Last time I complimented this series on its use of humor and its focus on a heroine who wanted desperately to be normal but lacked all common sense as to what that meant. It’s not really the sort of premise that can sustain a long series, and so I wasn’t surprised that this second volume, while still amusing, did not reach the laugh heights of the first book. Fortunately, even though it’s settling into more of a typical fantasy light novel, it still has strengths, which it leans on. The main heroines are all heroines, with most male characters being relegated to support. There’s also still no sign of a love interest for anyone, though one or two of the guys put out feelers that are shot down immediately. This is because the narrative treats these young teenage girls as young teenage girls, which is nice to see. And Reina, the girl on the cover, gets some tragic depth.
Mile still gets enough face time to be the heroine, of course, but I liked the balance between her and the rest of the party here. Reina is clearly impatient for their group to get powerful as soon as possible, and keeps insisting that they have to be able to kill people if necessary. I really enjoyed the way that the other three disagree with this but still don’t condemn Reina for it, as everyone has their own circumstances – for Reina it’s the death of both her birth family AND adopted family. It’s treated seriously, but because this is at heart a lighthearted series it’s not dwelt upon, and Reina’s obsession doesn’t drive her to the dark side as a more cynical light novel reader might expect. Likewise, the bandits – as well as “bandits” – that are dealt with here are a true threat that would easily have taken out anyone else… but Mile is Mile, so they’re stomped.

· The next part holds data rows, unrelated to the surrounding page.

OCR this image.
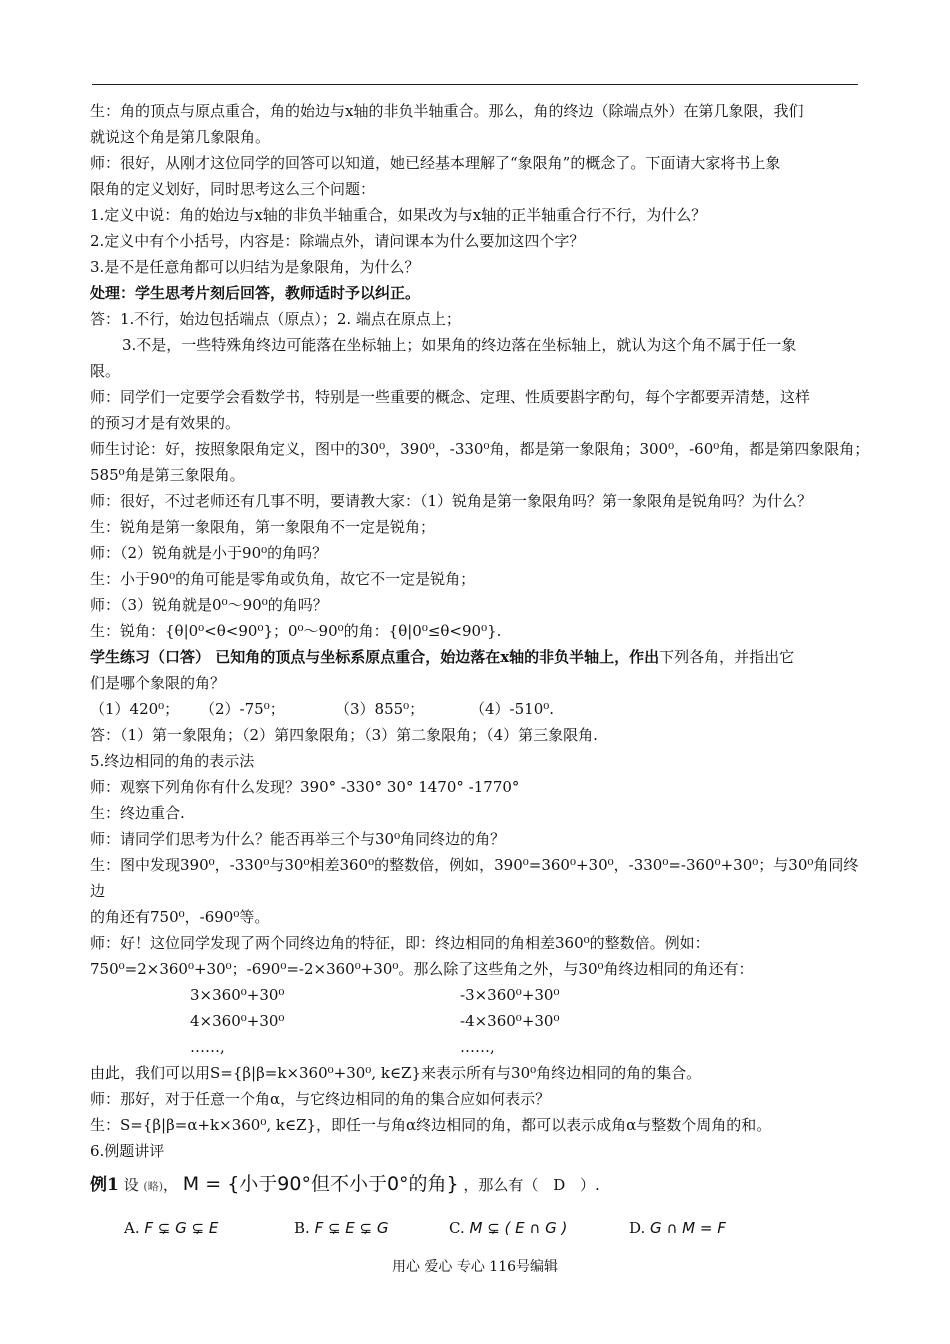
生：角的顶点与原点重合，角的始边与x轴的非负半轴重合。那么，角的终边（除端点外）在第几象限，我们

就说这个角是第几象限角。

师：很好，从刚才这位同学的回答可以知道，她已经基本理解了“象限角”的概念了。下面请大家将书上象

限角的定义划好，同时思考这么三个问题：

1.定义中说：角的始边与x轴的非负半轴重合，如果改为与x轴的正半轴重合行不行，为什么？

2.定义中有个小括号，内容是：除端点外，请问课本为什么要加这四个字？

3.是不是任意角都可以归结为是象限角，为什么？

处理：学生思考片刻后回答，教师适时予以纠正。

答：1.不行，始边包括端点（原点）；2. 端点在原点上；

3.不是，一些特殊角终边可能落在坐标轴上；如果角的终边落在坐标轴上，就认为这个角不属于任一象

限。

师：同学们一定要学会看数学书，特别是一些重要的概念、定理、性质要斟字酌句，每个字都要弄清楚，这样

的预习才是有效果的。

师生讨论：好，按照象限角定义，图中的30⁰，390⁰，-330⁰角，都是第一象限角；300⁰，-60⁰角，都是第四象限角；

585⁰角是第三象限角。

师：很好，不过老师还有几事不明，要请教大家：（1）锐角是第一象限角吗？第一象限角是锐角吗？为什么？

生：锐角是第一象限角，第一象限角不一定是锐角；

师：（2）锐角就是小于90⁰的角吗？

生：小于90⁰的角可能是零角或负角，故它不一定是锐角；

师：（3）锐角就是0⁰～90⁰的角吗？

生：锐角：{θ|0⁰<θ<90⁰}；0⁰～90⁰的角：{θ|0⁰≤θ<90⁰}.

学生练习（口答） 已知角的顶点与坐标系原点重合，始边落在x轴的非负半轴上，作出下列各角，并指出它

们是哪个象限的角？

（1）420⁰；	（2）-75⁰；	（3）855⁰；	（4）-510⁰.

答：（1）第一象限角；（2）第四象限角；（3）第二象限角；（4）第三象限角.

5.终边相同的角的表示法

师：观察下列角你有什么发现？390° -330° 30° 1470° -1770°

生：终边重合.

师：请同学们思考为什么？能否再举三个与30⁰角同终边的角？

生：图中发现390⁰，-330⁰与30⁰相差360⁰的整数倍，例如，390⁰=360⁰+30⁰，-330⁰=-360⁰+30⁰；与30⁰角同终边

的角还有750⁰，-690⁰等。

师：好！这位同学发现了两个同终边角的特征，即：终边相同的角相差360⁰的整数倍。例如：

750⁰=2×360⁰+30⁰；-690⁰=-2×360⁰+30⁰。那么除了这些角之外，与30⁰角终边相同的角还有：

3×360⁰+30⁰	-3×360⁰+30⁰
4×360⁰+30⁰	-4×360⁰+30⁰
……,	……,

由此，我们可以用S={β|β=k×360⁰+30⁰, k∈Z}来表示所有与30⁰角终边相同的角的集合。

师：那好，对于任意一个角α，与它终边相同的角的集合应如何表示？

生：S={β|β=α+k×360⁰, k∈Z}，即任一与角α终边相同的角，都可以表示成角α与整数个周角的和。

6.例题讲评

例1 设 (略)， M = {小于90°但不小于0°的角} ，那么有（ D ）.

A. F ⊊ G ⊊ E	B. F ⊊ E ⊊ G	C. M ⊊ ( E ∩ G )	D. G ∩ M = F
用心 爱心 专心 116号编辑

As I said in my review of the first volume, though irritated by overpowered heroes should absolutely look elsewhere. Despite Mile desperately trying to hide her amazing amazingness, everyone and their brother can see she’s on – if you’ll pardon the expression – a completely different level. There is actually an amusing came at the start of the book by the three girls that Mile went to Princess School with before the series rebooted itself, and they figure out exactly what she did by simulating how her mind works – which is to say, what situation uses the least amount of common sense? But as I said, Mile’s ludicrousness is more baked into the plot and characters this time, so it’s not as over the top as it was. She’s still a great heroine, though, and as I said, the bond of her party is a highlight.

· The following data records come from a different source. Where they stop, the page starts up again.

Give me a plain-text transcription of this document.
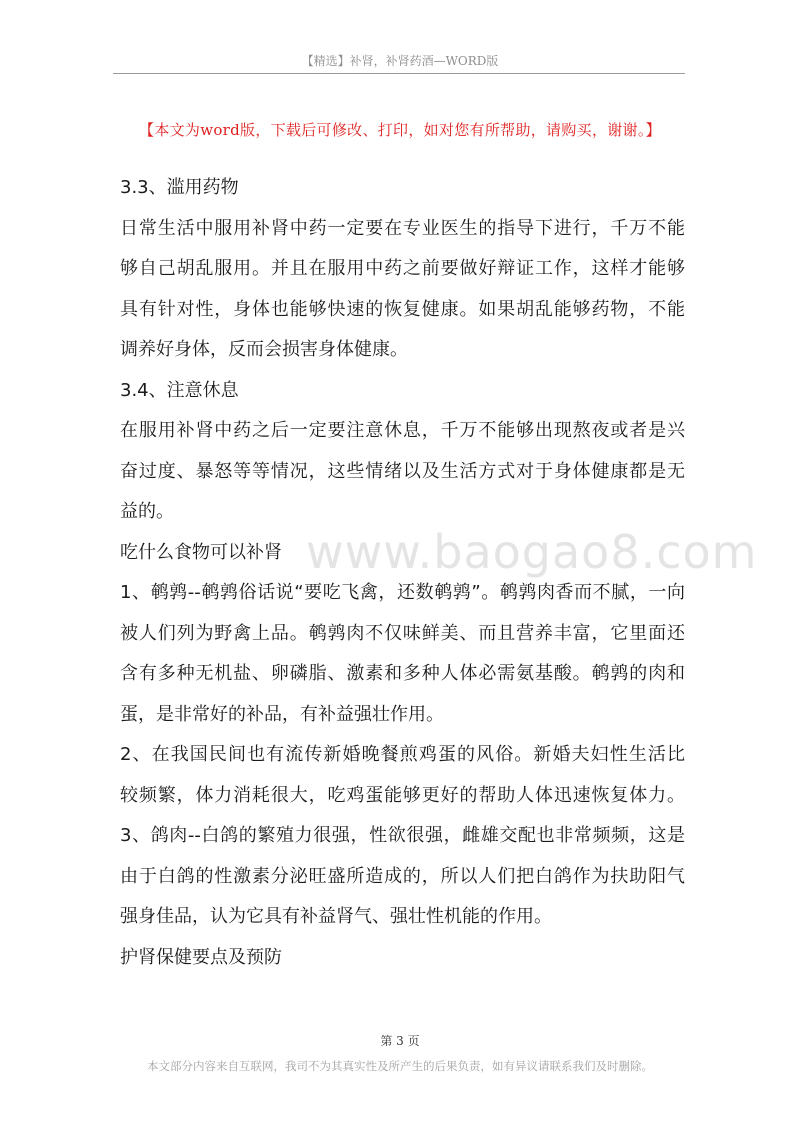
【精选】补肾，补肾药酒—WORD版
【本文为word版，下载后可修改、打印，如对您有所帮助，请购买，谢谢。】
www.baogao8.com
3.3、滥用药物
日常生活中服用补肾中药一定要在专业医生的指导下进行，千万不能
够自己胡乱服用。并且在服用中药之前要做好辩证工作，这样才能够
具有针对性，身体也能够快速的恢复健康。如果胡乱能够药物，不能
调养好身体，反而会损害身体健康。
3.4、注意休息
在服用补肾中药之后一定要注意休息，千万不能够出现熬夜或者是兴
奋过度、暴怒等等情况，这些情绪以及生活方式对于身体健康都是无
益的。
吃什么食物可以补肾
1、鹌鹑--鹌鹑俗话说“要吃飞禽，还数鹌鹑”。鹌鹑肉香而不腻，一向
被人们列为野禽上品。鹌鹑肉不仅味鲜美、而且营养丰富，它里面还
含有多种无机盐、卵磷脂、激素和多种人体必需氨基酸。鹌鹑的肉和
蛋，是非常好的补品，有补益强壮作用。
2、在我国民间也有流传新婚晚餐煎鸡蛋的风俗。新婚夫妇性生活比
较频繁，体力消耗很大，吃鸡蛋能够更好的帮助人体迅速恢复体力。
3、鸽肉--白鸽的繁殖力很强，性欲很强，雌雄交配也非常频频，这是
由于白鸽的性激素分泌旺盛所造成的，所以人们把白鸽作为扶助阳气
强身佳品，认为它具有补益肾气、强壮性机能的作用。
护肾保健要点及预防
第 3 页
本文部分内容来自互联网，我司不为其真实性及所产生的后果负责，如有异议请联系我们及时删除。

The drawback with a series like this is that we’ve not really seen any signs of a plot that goes beyond “watch Mile be amazing”, and it would be nice if a recurring villain or something like that showed up. Still, at the moment I’m perfectly content to watch her be “perfectly normal” in the worst way. The third volume looks like it will focus on Mavis and Pauline judging by the cover, and I’d love to see that too. This is a series that puts a smile on my face.